Saint-Nazaire : le Secours Populaire passe au libre-service

Comme dans d'autres centres de ditribution du Secours Populaire, celui de Saint-Nazaire fonctionne désormais en libre-service / © France Télévisions Olivier Quentin
Comme dans d'autres centres de ditribution du Secours Populaire, celui de Saint-Nazaire fonctionne désormais en libre-service / © France Télévisions Olivier Quentin

C'est une évolution qui pourrait paraître anecdotique mais qui est au contraire très importante. En Pays de la Loire, dans plusieurs de ses centres de distribution, le Secours Populaire a mis en place le libre-service. Et ça change beaucoup de choses. Reportage à Saint-Nazaire.

Par Olivier Quentin

Au centre de distribution du Secours Populaire de Saint-Nazaire, certains jours, jusqu'à mille personnes attendaient leur tour pour des légumes, des conserves, de la viande. La distribution se faisait une fois tous les deux semaines, le mercredi.

Tout a été revu.
 
A l'accueil, Monique explique la nouvelle façon de faire aux bénéficiaires. / © France Télévisions Olivier Quentin
A l'accueil, Monique explique la nouvelle façon de faire aux bénéficiaires. / © France Télévisions Olivier Quentin

Les bénéficiaires ne peuvent toujours venir qu'une fois toutes les deux semaines mais finies les longues files d'attente.

Depuis début septembre, la distribution se fait chaque lundi et mercredi après-midi de 12h à 16h. Il y a beaucoup moins de monde et chacun a son rendez-vous. 

Et puis surtout, ce ne sont plus les bénévoles qui prennent les denrées pour les mettre dans les sacs des bénéficiaires. Désormais, ce sont les bénéficiaires eux-mêmes qui choisissent ce qu'ils vont prendre. 
 

c'est mieux maintenant !


Atika, bénéficiaire, est satisfaite. "Le Secours Populaire, c'est mieux maintenant !" nous dit cette réfugiée qui avait déjà vécu cette évolution à Angers.

Véronique voit bien la différence elle aussi : "C'est déjà pas facile moralement de venir ici. On met sa fierté de côté. Alors pouvoir choisir comme le fait n'importe quel client dans un magasin normal c'est moins dégradant."
 
Désormais Christophe choisit lui-même les produits qui l'intéressent. / © France Télévisions Olivier Quentin
Désormais Christophe choisit lui-même les produits qui l'intéressent. / © France Télévisions Olivier Quentin

Christophe bénéficie de l'allocation handicapé. Avec l'aide que lui fournissait son père qui lui donnait des légumes de son potager, il parvenait à s'en tirer. 

Et puis son père est décédé et depuis le mois de juillet Christophe vient au Secours Populaire de Saint-Nazaire. 

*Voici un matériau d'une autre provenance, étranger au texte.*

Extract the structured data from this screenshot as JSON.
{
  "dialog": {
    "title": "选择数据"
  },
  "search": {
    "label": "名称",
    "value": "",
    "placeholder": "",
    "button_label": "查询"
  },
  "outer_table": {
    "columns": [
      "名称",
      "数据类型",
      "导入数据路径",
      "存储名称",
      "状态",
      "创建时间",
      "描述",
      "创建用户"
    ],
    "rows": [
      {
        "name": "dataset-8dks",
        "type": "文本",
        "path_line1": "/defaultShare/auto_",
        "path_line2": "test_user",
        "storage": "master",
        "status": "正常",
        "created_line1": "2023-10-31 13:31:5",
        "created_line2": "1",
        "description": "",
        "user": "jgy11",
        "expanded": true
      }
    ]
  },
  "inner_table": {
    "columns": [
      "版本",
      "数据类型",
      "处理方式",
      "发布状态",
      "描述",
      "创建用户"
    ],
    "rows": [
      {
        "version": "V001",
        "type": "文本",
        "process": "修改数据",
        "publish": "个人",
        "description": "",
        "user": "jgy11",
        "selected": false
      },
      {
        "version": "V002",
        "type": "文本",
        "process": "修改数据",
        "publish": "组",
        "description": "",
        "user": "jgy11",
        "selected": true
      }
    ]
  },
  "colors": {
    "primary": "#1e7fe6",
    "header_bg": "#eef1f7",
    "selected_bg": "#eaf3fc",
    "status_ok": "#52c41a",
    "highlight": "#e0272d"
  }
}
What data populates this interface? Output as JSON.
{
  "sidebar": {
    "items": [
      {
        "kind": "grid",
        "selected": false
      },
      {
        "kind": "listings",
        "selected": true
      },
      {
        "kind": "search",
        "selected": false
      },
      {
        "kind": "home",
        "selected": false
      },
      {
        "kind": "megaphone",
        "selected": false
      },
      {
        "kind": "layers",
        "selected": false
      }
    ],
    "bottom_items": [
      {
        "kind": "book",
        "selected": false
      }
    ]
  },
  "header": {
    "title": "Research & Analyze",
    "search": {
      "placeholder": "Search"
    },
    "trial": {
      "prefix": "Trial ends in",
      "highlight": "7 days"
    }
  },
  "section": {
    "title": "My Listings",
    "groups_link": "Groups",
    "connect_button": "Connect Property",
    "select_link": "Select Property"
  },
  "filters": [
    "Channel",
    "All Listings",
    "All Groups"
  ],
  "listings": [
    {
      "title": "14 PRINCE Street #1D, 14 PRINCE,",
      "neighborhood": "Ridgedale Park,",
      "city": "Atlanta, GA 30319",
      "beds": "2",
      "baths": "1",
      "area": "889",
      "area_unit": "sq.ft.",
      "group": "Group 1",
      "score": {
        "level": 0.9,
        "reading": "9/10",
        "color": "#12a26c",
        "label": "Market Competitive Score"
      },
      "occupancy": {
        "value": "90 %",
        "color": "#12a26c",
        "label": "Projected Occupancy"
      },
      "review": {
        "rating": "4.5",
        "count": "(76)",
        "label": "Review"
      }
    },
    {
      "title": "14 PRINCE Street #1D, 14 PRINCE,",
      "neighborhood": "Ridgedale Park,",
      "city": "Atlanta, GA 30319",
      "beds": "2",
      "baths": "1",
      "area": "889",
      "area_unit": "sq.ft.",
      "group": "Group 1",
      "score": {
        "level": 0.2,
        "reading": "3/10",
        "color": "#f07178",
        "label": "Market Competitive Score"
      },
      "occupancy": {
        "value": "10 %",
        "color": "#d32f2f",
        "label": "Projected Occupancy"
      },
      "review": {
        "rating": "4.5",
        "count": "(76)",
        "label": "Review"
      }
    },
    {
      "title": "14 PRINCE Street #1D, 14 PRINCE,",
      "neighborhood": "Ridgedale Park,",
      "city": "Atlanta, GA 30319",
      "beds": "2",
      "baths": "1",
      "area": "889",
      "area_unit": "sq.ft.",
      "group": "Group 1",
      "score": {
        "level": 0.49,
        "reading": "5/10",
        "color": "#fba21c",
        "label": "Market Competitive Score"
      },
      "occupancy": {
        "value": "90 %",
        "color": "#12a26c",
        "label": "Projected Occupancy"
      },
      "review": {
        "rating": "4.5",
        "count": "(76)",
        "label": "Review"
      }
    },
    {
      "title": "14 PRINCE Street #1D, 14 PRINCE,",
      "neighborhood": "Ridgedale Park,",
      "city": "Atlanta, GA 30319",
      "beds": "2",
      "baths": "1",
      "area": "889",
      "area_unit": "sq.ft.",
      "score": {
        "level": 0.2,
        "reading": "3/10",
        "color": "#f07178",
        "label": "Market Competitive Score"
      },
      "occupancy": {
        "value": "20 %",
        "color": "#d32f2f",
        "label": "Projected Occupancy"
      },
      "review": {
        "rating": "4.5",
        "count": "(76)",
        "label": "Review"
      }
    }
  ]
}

Ce lundi, il a acheté sa carte à points. Dans la partie gratuite où il y a du frais, des fruits et légumes et des conserves, il a choisi ce qu'il voulait en fonction tout de même du nombre de personnes qu'il doit nourrir. 

 

Je peux choisir ce qui plait à ma fille


A côté, c'est la zone payante du magasin. On y trouve d'autres produits. Un paquet de chocos c'est 1 point, un paquet de tagliatelles 2 points ou encore un bidon de lessive à 6 points.

Christophe a jeté un œil et pris quelques denrées. Une bénévole à ses côtés cochait sa carte à point. 

"C'est mieux apprécie-t-il. Quand j'ai ma fille à la maison. Je peux choisir ce qui lui plait."
 
Arlette Le Blay, bénévole au Secours Populaire de Saint-Nazaire estime que le libre-service est plus respectueux. / © France Télévisions Olivier Quentin
Arlette Le Blay, bénévole au Secours Populaire de Saint-Nazaire estime que le libre-service est plus respectueux. / © France Télévisions Olivier Quentin

Arlette qui est bénévole au Secours Populaire depuis six ans, préfère cette nouvelle façon de faire. 

D'abord dans le fait de donner des rendez-vous aux bénéficiaires avec plus de jours d'ouverture. "Ils sont mieux accueillis nous dit-elle. Et le libre-service c'est plus de dignité pour la personne. Ils doivent pouvoir faire comme tout le monde en venant ici comme dans un autre magasin."

Certains des bénévoles ont été sensibilisés à la diététique et peuvent également conseiller les bénéficiaires.

Parmi les améliorations, il y a aussi un coin jeux pour accueillir les plus petits, le temps que le parent fasse le plein du panier.